La fortune de ma mère consistait en placements hypothécaires sur particuliers ; son protecteur, son patron, son bienfaiteur, son père putatif, ayant une répugnance invincible pour ce corps sans âme, cet être de raison, cette richesse de convention, qu’on appelle les fonds publics, et ne pouvant y avoir confiance. Le premier indice que donna mon père d’un changement dans ses idées financières, fut de faire rentrer toutes ses créances, et d’adopter le plan d’opération de Napoléon, en concentrant ses forces sur un point particulier, afin de pouvoir faire agir des masses. Ce fut aussi vers cette époque qu’il cessa tout à coup de déclamer contre les taxes. Ce changement peut se comparer à celui qu’on remarque dans le style d’un journal ministériel qui cesse d’injurier un état étranger avec lequel sa nation était en guerre, quand le gouvernement pense enfin qu’il est d’une bonne politique de la terminer.
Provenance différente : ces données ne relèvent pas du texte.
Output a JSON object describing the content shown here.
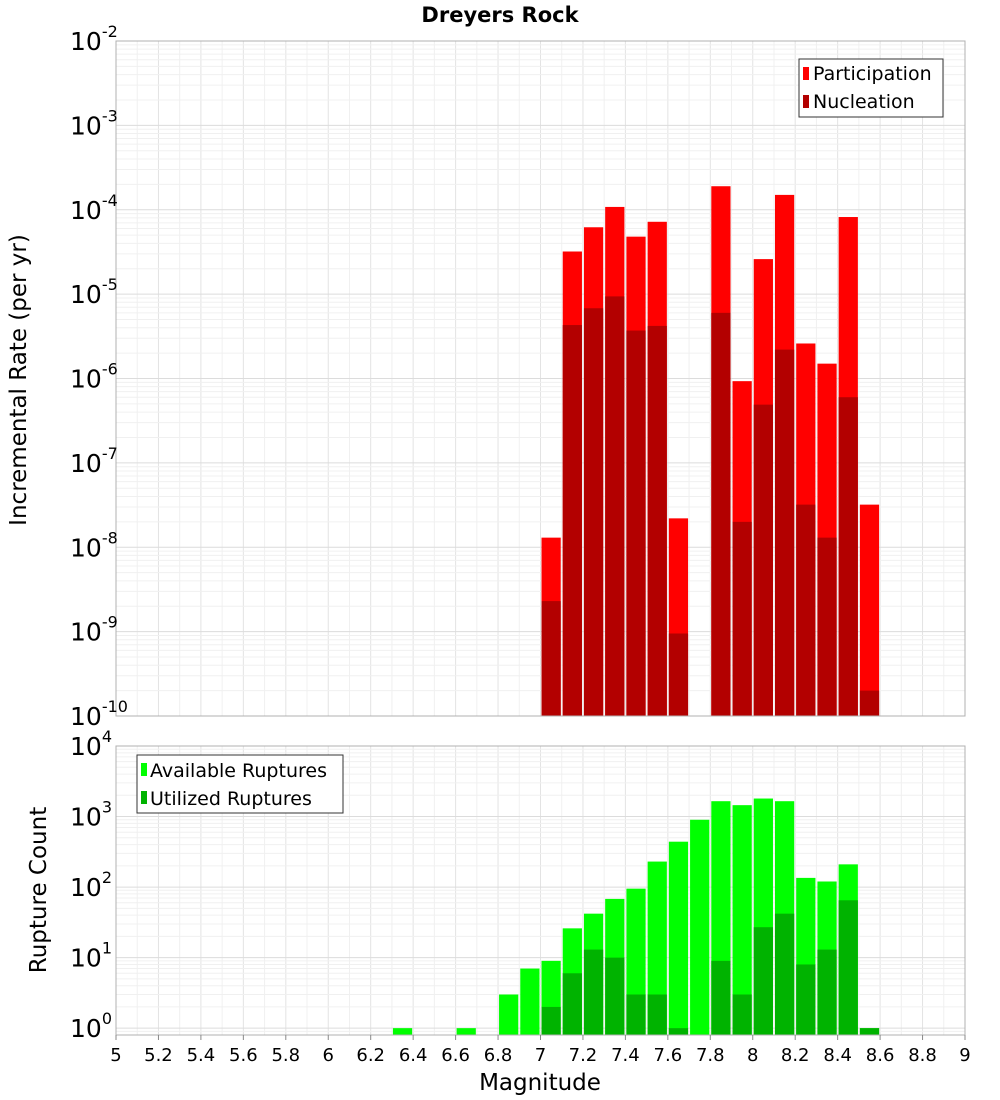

À peu près par la même raison, mon père prit alors la prudente résolution de s’allier à une puissance dont il avait été l’ennemi constant. La totalité de ses quatre cent mille livres sterling fut libéralement placée dans les fonds publics ; l’ancien apprenti d’un marchand d’articles de fantaisie entra comme taureau[1] dans l’arène des spéculations vertueuses et patriotiques de la finance, et s’il y mit plus de prudence, il y porta du moins une partie de l’énergie et de l’obstination de l’animal qui a donné son nom à cette classe d’aventuriers. Le succès couronna ses louables efforts ; l’or tomba sur lui comme la pluie était tombée sur la terre lors du déluge, et il se trouva porté, corps et âme, à cette hauteur digne d’envie, où il semble qu’il faut être placé pour

  1. On appelle en Angleterre bull, ou taureau, celui qui joue à la hausse dans les fonds publics, et bear, ou ours, celui qui joue à la baisse.